According to a letter sent out by the department to hotels and guesthouses, the suspected Sri Lankan man arrived Yangon on a tourist visa in January 2018.
“It is found that he hasn’t departed from Yangon International Airport yet and has over stayed [his tourist visa] for one year and two months,” the notice says.
It is not clear whether Sri Lankan authorities tipped off the Myanmar government with the information that the suspect is in Myanmar.
An official from the Myanmar Tourist Police told The Irrawaddy they have sent the official notice about the man to all their branches across the country.
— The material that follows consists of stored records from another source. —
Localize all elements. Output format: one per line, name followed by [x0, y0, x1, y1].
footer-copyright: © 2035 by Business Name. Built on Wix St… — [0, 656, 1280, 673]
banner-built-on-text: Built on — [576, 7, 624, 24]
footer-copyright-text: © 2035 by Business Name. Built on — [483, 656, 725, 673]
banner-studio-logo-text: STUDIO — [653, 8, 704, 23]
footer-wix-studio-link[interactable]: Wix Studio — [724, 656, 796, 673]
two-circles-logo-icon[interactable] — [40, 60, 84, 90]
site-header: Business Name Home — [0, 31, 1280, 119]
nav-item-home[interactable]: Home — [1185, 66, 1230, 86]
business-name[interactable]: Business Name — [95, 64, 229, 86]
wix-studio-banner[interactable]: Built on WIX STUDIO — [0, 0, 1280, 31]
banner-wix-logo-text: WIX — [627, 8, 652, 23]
“The case is still under investigation. Police forces from aviation, tourism and Yangon are handling it,” said he under condition of anonymity as he is not authorized to talk to the media.
Myanmar’s Foreign Affairs Ministry permanent secretary U Myint Thu said on Thursday that the Sri Lankan man has been listed as a serious cause for attention.
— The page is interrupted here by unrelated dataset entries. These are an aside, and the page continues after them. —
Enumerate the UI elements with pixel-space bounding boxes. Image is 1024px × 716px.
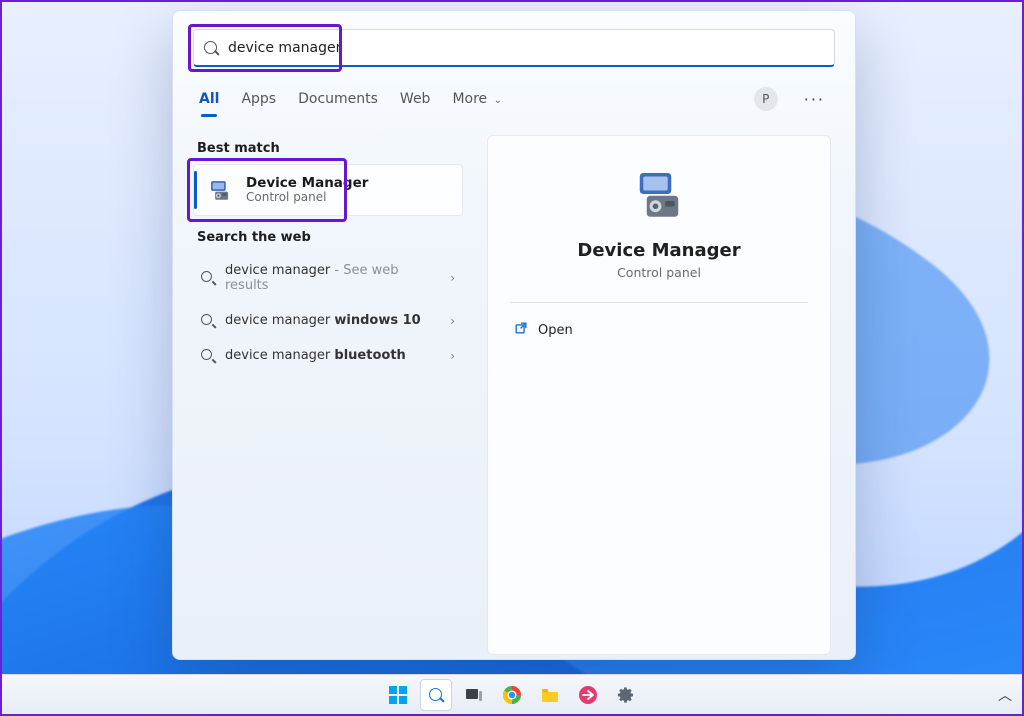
system-tray[interactable]: ︿ xyxy=(998,675,1012,714)
filter-tab-web[interactable]: Web xyxy=(400,87,431,111)
device-manager-icon xyxy=(631,166,687,226)
chevron-right-icon: › xyxy=(450,271,455,285)
app-taskbar-button[interactable] xyxy=(572,679,604,711)
web-result-bold: windows 10 xyxy=(334,313,420,328)
filter-tab-documents[interactable]: Documents xyxy=(298,87,378,111)
filter-tab-apps[interactable]: Apps xyxy=(241,87,276,111)
web-result-item[interactable]: device manager - See web results › xyxy=(193,253,463,303)
chevron-up-icon: ︿ xyxy=(998,685,1012,705)
web-result-item[interactable]: device manager windows 10 › xyxy=(193,303,463,338)
filter-tab-more-label: More xyxy=(452,91,487,107)
best-match-title: Device Manager xyxy=(246,176,368,191)
file-explorer-taskbar-button[interactable] xyxy=(534,679,566,711)
preview-subtitle: Control panel xyxy=(617,265,701,280)
search-flyout: All Apps Documents Web More ⌄ P ··· Best… xyxy=(172,10,856,660)
search-icon xyxy=(201,271,215,285)
search-icon xyxy=(201,349,215,363)
filter-tab-all[interactable]: All xyxy=(199,87,219,111)
divider xyxy=(510,302,808,303)
best-match-heading: Best match xyxy=(197,141,459,156)
chevron-right-icon: › xyxy=(450,314,455,328)
web-result-query: device manager xyxy=(225,263,330,278)
chevron-down-icon: ⌄ xyxy=(494,95,502,106)
best-match-result[interactable]: Device Manager Control panel xyxy=(193,164,463,216)
search-icon xyxy=(429,688,443,702)
search-taskbar-button[interactable] xyxy=(420,679,452,711)
search-input[interactable] xyxy=(226,39,824,57)
open-external-icon xyxy=(514,321,528,339)
chrome-taskbar-button[interactable] xyxy=(496,679,528,711)
more-options-button[interactable]: ··· xyxy=(800,88,829,111)
results-column: Best match Device Manager Control panel xyxy=(173,117,473,659)
account-avatar[interactable]: P xyxy=(754,87,778,111)
search-box[interactable] xyxy=(193,29,835,67)
taskbar: ︿ xyxy=(2,674,1022,714)
search-icon xyxy=(201,314,215,328)
web-result-bold: bluetooth xyxy=(334,348,405,363)
start-button[interactable] xyxy=(382,679,414,711)
web-result-query: device manager xyxy=(225,348,334,363)
device-manager-icon xyxy=(206,176,234,204)
search-filter-tabs: All Apps Documents Web More ⌄ P ··· xyxy=(173,71,855,117)
result-preview-pane: Device Manager Control panel Open xyxy=(487,135,831,655)
web-result-query: device manager xyxy=(225,313,334,328)
open-label: Open xyxy=(538,323,573,338)
open-action[interactable]: Open xyxy=(510,313,808,347)
preview-title: Device Manager xyxy=(577,240,740,261)
search-icon xyxy=(204,41,218,55)
settings-taskbar-button[interactable] xyxy=(610,679,642,711)
filter-tab-more[interactable]: More ⌄ xyxy=(452,87,502,111)
chevron-right-icon: › xyxy=(450,349,455,363)
web-result-item[interactable]: device manager bluetooth › xyxy=(193,338,463,373)
task-view-button[interactable] xyxy=(458,679,490,711)
best-match-subtitle: Control panel xyxy=(246,190,368,204)
search-web-heading: Search the web xyxy=(197,230,459,245)
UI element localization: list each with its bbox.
In the wake of the Easter Sunday bombings, Sri Lankan authorities have said all suspected plotters and those directly linked to the attacks have either been arrested or are dead. They said the bombings were believed to have been carried out by two little-known local Islamist groups, the National Tawheed Jamaath (NTJ) and Jamathei Millathu Ibrahim (JMI). Islamic State has claimed responsibility for the attacks.
Myanmar has long been warned about terror attacks by foreign supporters of Islamic State (IS) recruited from Southeast Asian networks in support of the persecuted Muslim Rohingya. In 2017, Malaysia’s counter terrorism force detained a suspected IS follower planning to head to Myanmar to perform jihad, to fight against the Myanmar government on behalf of the Rohingya in Rakhine State.
Early this month, Malaysia arrested four men for plotting assassinations and large-scale terror attacks in the Klang Valley. One of the suspects, a 20-year old Rohingya man admitted to supporting the Arakan Rohingya Salvation Army (ARSA), a Rohingya militant group denounced as a terrorist organization by the Myanmar government, and had planned to attack the Myanmar embassy in Kuala Lumpur and continue his jihad in Rakhine, according to Abdul Hamid, the Inspector General of Malaysian Police Force.
On Wednesday, the deputy minister of Myanmar’s Home Affairs Ministry inspected Yangon International Airport for security measures following the alert sent by Malaysian police.